Using Analytic Pipelines to Drain Data Swamps
Hadoop excels as a platform for storing vast amounts of data, but it may or may not be the best place for enterprises to run analytic queries. Now enterprises may want to consider an emerging big data architecture that focuses on using analytic pipelines to prevent Hadoop from becoming a big data swamp.
The idea of an analytic pipeline is nothing new. But the concept appears to be gaining steam at troubles with the data lake approach mount.
One firm at the forefront of the big data analytics revolution is Pentaho, a provider of business intelligence and analytics software. Not all of Pentaho’s customers are using Hadoop, but many of them are, and increasingly it’s becoming apparent that they’re not getting the analytic uplift that they had expected, according to Chuck Yarbrough, the big data product marketing manager at Pentaho.

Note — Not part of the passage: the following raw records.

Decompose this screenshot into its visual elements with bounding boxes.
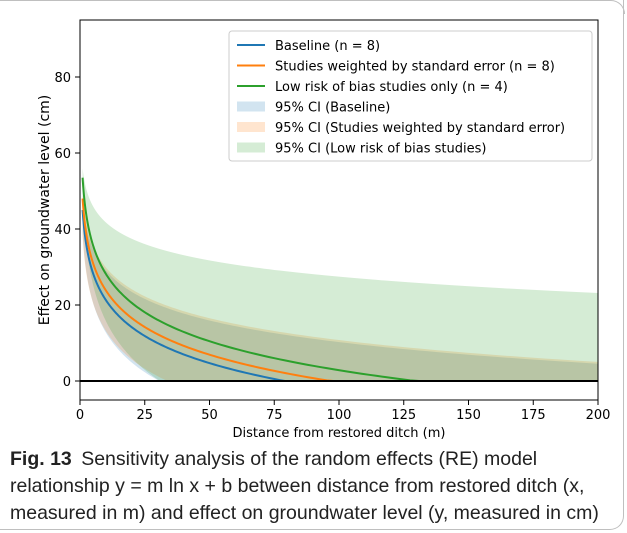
chart: 0 25 50 75 100 125 150 175 200 0 20 40 60 80 Distanc…: [37, 19, 611, 440]
legend: Baseline (n = 8) Studies weighted by stan…: [228, 30, 593, 162]
legend-patch-swatch: [237, 142, 265, 153]
legend-label: Low risk of bias studies only (n = 4): [275, 80, 508, 95]
x-tick-label: 25: [136, 408, 153, 423]
y-axis-ticks: 0 20 40 60 80: [54, 71, 80, 390]
legend-label: 95% CI (Baseline): [275, 101, 390, 116]
x-tick-label: 100: [327, 408, 352, 423]
y-tick-label: 0: [63, 375, 71, 390]
legend-label: 95% CI (Low risk of bias studies): [275, 142, 486, 157]
ci-band-1: [82, 198, 598, 381]
series-line-3: [81, 177, 598, 382]
y-tick-label: 40: [54, 223, 71, 238]
x-tick-label: 175: [521, 408, 546, 423]
y-tick-label: 20: [54, 299, 71, 314]
x-axis-ticks: 0 25 50 75 100 125 150 175 200: [76, 400, 611, 423]
y-axis-label: Effect on groundwater level (cm): [37, 95, 53, 326]
figure-label: Fig. 13: [10, 448, 72, 470]
x-tick-label: 125: [391, 408, 416, 423]
legend-patch-swatch: [237, 101, 265, 112]
y-tick-label: 80: [54, 71, 71, 86]
legend-box: [228, 30, 593, 162]
x-tick-label: 50: [201, 408, 218, 423]
legend-patch-swatch: [237, 122, 265, 132]
x-tick-label: 0: [76, 408, 84, 423]
x-tick-label: 150: [456, 408, 481, 423]
ci-band-3: [82, 168, 598, 381]
caption-text: Sensitivity analysis of the random effec…: [10, 448, 599, 524]
ci-band-2: [82, 194, 598, 381]
x-axis-label: Distance from restored ditch (m): [233, 426, 446, 440]
legend-label: Studies weighted by standard error (n = …: [275, 60, 555, 75]
x-tick-label: 75: [266, 408, 283, 423]
figure-caption: Fig. 13 Sensitivity analysis of the rand…: [10, 446, 615, 527]
x-tick-label: 200: [586, 408, 611, 423]
series-line-2: [81, 198, 598, 382]
legend-label: 95% CI (Studies weighted by standard err…: [275, 121, 565, 136]
legend-label: Baseline (n = 8): [275, 39, 380, 54]
ci-bands: [82, 168, 598, 381]
y-tick-label: 60: [54, 147, 71, 162]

“We’re seeing a lot of people going with these big data architectures, including a data lake,” Yarbrough says. “There’s a good side to data lakes. But if you’re just taking your data and dumping it in a data lake, it can become a data swamp.”
This is particularly true of enterprises that perhaps are taking a very all-encompassing view of what Hadoop will do for their business, he says. While Pentaho supports Hadoop and generates data transformation and ETL processes using Hadoop technologies like MapReduce and Spark, the company realizes that Hadoop is not the only game in town when it comes to enterprise analytics in the real world.
“People who are investing in Hadoop… are finding that when it comes to the end game–which often times an interactive analytics experience for an end-user–having that data sit in Hadoop is not working,” Yarbrough tells Datanami. “It’s the right place to have that data and process that data. But depending on the use cases, it’s not necessarily the right place to put your end user.”
In Pentaho’s view, enterprises that require flexibility and agility in their big data analytics projects are better off investing in a data analytic pipeline strategy. Instead of putting all of one’s eggs into Hadoop, Pentaho sees customers getting a better return by ensuring that the entire analytic process—not just Hadoop but every surrounding source and destination–is sufficiently managed. That means orchestrating the data and making sure that multiple data sources are properly cleansed, transformed, blended, delivered, and governed before the analysis even begins, Yarbrough says.
“The important key there is to deliver [data analytics] with governance so the data is ultimately trusted and provided in a way that people can trust their decisions,” he says. “We tend to view what we do as the managing and automation of a data pipeline as a way to prevent that data swamp from happening.”
Today at the Strata + Hadoop World show in New York City, Pentaho unveiled version 6 of its flagship software suite. The new version furthers the company’s goal of helping customers build analytic pipelines, with a particular focus on helping customers to build and deliver “data services” that leverage existing data storage and analytic resources within their organizations.
Specifically, Pentaho version 6 delivers the capability to blend and virtualize data on the fly; to cleanse virtually any type of data; to push processing down to other parts of the stack; and the capability to track and store data lineage across one or more analytic pipelines. It also sports better integration with IT monitoring tools, including SNMP.
It’s all about exposing a “big blend” of data as a service, Yarbrough says. “The idea is to flexibly enable a blend of data and then exposes that data as a data service,” he says. “The data is coming in from whatever source and all kinds of actions are being taken on that data– integration and transformation and cleansing processes. As part of that path of that pipeline, you’ll have places where data goes to work, like a data lake, but it doesn’t stop there. It may go on to a data warehouse, or something we’re seeing our customers adopt readily, and that is a data refinery.”
This data refinery and data pipeline concept characterizes the work that one particular Pentaho customer is doing. The organization (which the company did not name) is storing every transaction that’s occurring on the stock market, and searching for signs of market manipulation, which is a crime. This data is stored in a Hadoop data lake that’s currently brimming with 7PB of data, Yarbrough says.
But the analysis doesn’t occur in Hadoop. “Doing that is a challenge if it’s sitting in Hadoop. The performance is not necessarily great,” Yarbrough says. “So this is where that idea of the data refinery comes in. They refine it in Hadoop. They bring a smaller data set out, put that data into an analytic engine– in this case Amazon Redshift–and the end-user has immediate access to that data.”
Pentaho 6 will become generally available October 14 during the company’s annual user conference. Pentaho was bought by Hitachi Data Systems earlier this year.